Frustrating vote lets poor transportation projects live in Bay Area transportation plan

Jeff Hobson head shot

Anyone who thinks American public process is dead should have come out for today’s Metropolitan Transportation Commission meeting. 

The Commission today voted on the Planning Committee’s recommendation for the Committed Projects Policy for the transportation component of Plan Bay Area (the once every-four-years $200+ billion planning and budgeting exercise for the nine-county Bay Area, also known as the “Regional Transportation Plan”).  The decision at hand was to decide at what phase in a project’s life does a project become “committed” or exempt from the Plan Bay Area performance analysis.

Over 25 people gave sometimes passionate public comment, from a broad spectrum of constituents:  labor to equity, health to business.

The result? In an unusual split vote, MTC voted 10-6 to approve a motion by Commissioner Haggerty to exempt a larger number of projects from analysis. Unfortunately, three Commissioners (Rubin, Liccardo, Tissier) who had previously voted for the more ambitious version of the policy in the Planning Committee (referred to as “Option 2”), changed their vote to endorse the more conservative approach (“Option 1”).

Today’s vote means that all projects submitted to MTC that have completed environmental review and a full funding plan by May 1, 2011 will be exempt from performance and cost/benefit analysis and will be automatically included into Plan Bay Area without any further discussion.

TransForm has argued (see previous blog posts: April 11 & April 5) that in this era of scarce transportation dollars, huge needs, and expensive projects that balloon with cost overruns well after environmental review, we need to have as much information as possible to make sure our investments are as strategic and aligned with the mandates of current legislation (e.g.

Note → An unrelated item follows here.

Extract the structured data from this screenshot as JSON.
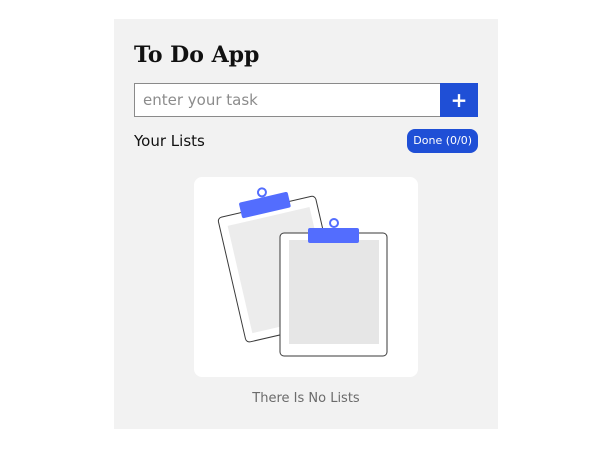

SB375) as possible. We supported “Option 2”, which would only have exempted from analysis projects that were already under construction. We believe the Commission should decide whether to invest in transportation projects based on those projects’ performance.

Option 1 supporters carried the day with arguments on two main issues. They expressed concerns about reviewing projects after significant sunk costs such as environmental review and right-of-way acquisition, and they raised fears that poorly performing projects could be cancelled and endanger construction jobs.

Several representatives of the construction trades turned out to express concerns that delays or potential cancellation of projects would harm their membership, citing high unemployment in the recession. 

Responding to this concern, MTC’s Executive Director Steve Heminger explained, “One thing I do want to make clear is that you are not making a decision about what projects end up in the plan.”  MTC staff framed this debate as a discussion of policy and not one about specific projects, but ultimately the majority of Commissioners seemed to have a hard time holding this regional perspective.

The Commission’s newest member, Supervisor David Campos from San Francisco, added “When I look at Option 2, the best thing you can do for workers in the Bay Area is to get the best bang for your buck.” Nevertheless, fears of job losses and project delays appeared to resonate with several Commissioners.

While this outcome is not as good as we had hoped, it is still a step forward from past regional transportation plans, where a much larger number of projects were considered “committed.” The performance assessment will still be important. This choice simply means that MTC will have to work that much harder to craft a set of projects, policies, and programs that will be able to meet the region’s greenhouse gas reduction, housing, health, economic, and equity targets.

TransForm appreciates the vision of Commissioners Tom Bates (Cities of Alameda County), Steve Kinsey (Marin County), Anne Halsted (BCDC), Jake Mackenzie (Sonoma County), David Campos (San Francisco), and Kevin Mullin (Cities of San Mateo County), in their support for Option 2.